Facile preparation of porous carbons derived from orange peel via basic copper carbonate activation for supercapacitors

Abstract A facile activation method has been illustrated for the synthesis of porous carbons derived from orange peels using basic copper carbonate as activation agent. The resulting carbon material possesses a high specific surface area of 912.4 m2 g−1, hierarchical pore architecture with interconnected meso-/macropores, and a rich amount of nitrogen, oxygen and sulfur heteroatoms.
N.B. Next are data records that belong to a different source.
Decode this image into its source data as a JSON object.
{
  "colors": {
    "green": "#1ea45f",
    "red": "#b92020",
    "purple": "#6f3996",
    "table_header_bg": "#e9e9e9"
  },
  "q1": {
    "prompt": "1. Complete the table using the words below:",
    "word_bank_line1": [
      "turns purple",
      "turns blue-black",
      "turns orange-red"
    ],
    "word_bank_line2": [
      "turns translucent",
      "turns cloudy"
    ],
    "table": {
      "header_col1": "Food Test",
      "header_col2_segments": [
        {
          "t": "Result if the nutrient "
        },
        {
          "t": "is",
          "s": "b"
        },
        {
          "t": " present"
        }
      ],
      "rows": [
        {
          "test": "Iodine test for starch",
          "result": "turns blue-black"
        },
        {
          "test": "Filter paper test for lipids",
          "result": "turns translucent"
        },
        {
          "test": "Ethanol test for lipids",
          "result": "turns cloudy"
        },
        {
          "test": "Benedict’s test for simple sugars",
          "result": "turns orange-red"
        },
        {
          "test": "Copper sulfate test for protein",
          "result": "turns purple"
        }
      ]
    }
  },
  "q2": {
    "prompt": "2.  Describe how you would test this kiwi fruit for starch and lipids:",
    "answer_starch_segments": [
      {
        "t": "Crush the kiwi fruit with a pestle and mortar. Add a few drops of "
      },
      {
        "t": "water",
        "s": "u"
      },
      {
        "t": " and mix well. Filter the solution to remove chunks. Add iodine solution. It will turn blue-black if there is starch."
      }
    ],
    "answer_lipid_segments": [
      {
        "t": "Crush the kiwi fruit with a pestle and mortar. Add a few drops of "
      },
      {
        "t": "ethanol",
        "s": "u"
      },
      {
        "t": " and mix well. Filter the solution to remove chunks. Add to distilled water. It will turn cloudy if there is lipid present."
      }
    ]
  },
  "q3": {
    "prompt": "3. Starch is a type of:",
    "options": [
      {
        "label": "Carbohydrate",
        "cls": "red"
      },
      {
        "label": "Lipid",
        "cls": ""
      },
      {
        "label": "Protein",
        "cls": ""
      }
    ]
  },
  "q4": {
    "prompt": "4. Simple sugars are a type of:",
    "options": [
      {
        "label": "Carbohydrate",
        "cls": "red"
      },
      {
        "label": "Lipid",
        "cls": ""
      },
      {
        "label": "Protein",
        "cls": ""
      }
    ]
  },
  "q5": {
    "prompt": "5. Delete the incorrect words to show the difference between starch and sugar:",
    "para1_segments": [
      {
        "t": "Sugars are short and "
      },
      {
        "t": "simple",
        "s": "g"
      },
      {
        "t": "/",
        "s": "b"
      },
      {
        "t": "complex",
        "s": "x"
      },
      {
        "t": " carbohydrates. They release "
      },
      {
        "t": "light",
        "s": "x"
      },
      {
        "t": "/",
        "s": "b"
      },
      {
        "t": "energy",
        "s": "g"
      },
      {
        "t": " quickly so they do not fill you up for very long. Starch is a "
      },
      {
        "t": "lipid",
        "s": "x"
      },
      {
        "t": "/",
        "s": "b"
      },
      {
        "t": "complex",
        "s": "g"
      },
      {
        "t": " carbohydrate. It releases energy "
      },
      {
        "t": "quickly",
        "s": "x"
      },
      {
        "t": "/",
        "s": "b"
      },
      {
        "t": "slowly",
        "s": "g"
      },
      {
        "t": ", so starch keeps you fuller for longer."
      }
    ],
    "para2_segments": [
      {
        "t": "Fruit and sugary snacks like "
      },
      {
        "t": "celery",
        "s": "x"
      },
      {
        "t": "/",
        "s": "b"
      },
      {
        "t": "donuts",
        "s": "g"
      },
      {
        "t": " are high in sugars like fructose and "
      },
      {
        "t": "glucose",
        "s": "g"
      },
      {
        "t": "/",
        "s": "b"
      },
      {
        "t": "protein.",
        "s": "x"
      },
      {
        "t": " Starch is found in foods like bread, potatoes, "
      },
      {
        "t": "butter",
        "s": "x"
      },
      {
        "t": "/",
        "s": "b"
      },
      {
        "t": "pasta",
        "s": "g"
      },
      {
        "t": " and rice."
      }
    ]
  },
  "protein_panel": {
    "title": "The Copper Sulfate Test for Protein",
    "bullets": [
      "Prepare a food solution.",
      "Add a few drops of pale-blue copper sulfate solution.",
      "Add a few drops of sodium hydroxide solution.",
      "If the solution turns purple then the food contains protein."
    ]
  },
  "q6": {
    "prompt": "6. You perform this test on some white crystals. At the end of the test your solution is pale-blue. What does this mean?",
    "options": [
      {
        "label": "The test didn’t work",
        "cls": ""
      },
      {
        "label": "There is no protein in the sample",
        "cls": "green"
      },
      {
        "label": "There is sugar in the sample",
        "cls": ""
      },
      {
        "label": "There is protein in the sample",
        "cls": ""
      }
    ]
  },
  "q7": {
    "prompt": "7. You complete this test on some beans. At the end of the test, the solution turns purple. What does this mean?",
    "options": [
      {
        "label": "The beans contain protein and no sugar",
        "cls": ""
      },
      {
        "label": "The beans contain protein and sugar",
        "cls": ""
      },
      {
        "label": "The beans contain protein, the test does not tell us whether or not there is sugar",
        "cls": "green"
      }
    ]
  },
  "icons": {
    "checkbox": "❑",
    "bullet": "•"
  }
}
Benefiting from to its unique pore structure and the co-existence of redox-active nitrogen, oxygen and sulfur functionalities, the obtained porous carbon shows outstanding electrochemical performance when used as electrode material for supercapacitors. The as-prepared porous carbon exhibits a high specific capacitance of 375.7 F g−1 at 1 A g−1 and good rate retention of 50.9% from 1 to 100 A g−1. Additionally, the assembled carbon-based symmetric supercapacitor delivers a high energy density of 31.3 W h kg−1 at a power density of 499.5 W kg−1 in 1.0 M Na2SO4 electrolyte as well as superior long-term cyclic stability (only 7.3% of capacitance loss after 50,000 cycles within a voltage window of 0–2.0 V). This work provides an easy and feasible way for the synthesis of hierarchical porous carbon materials with both high power and energy density.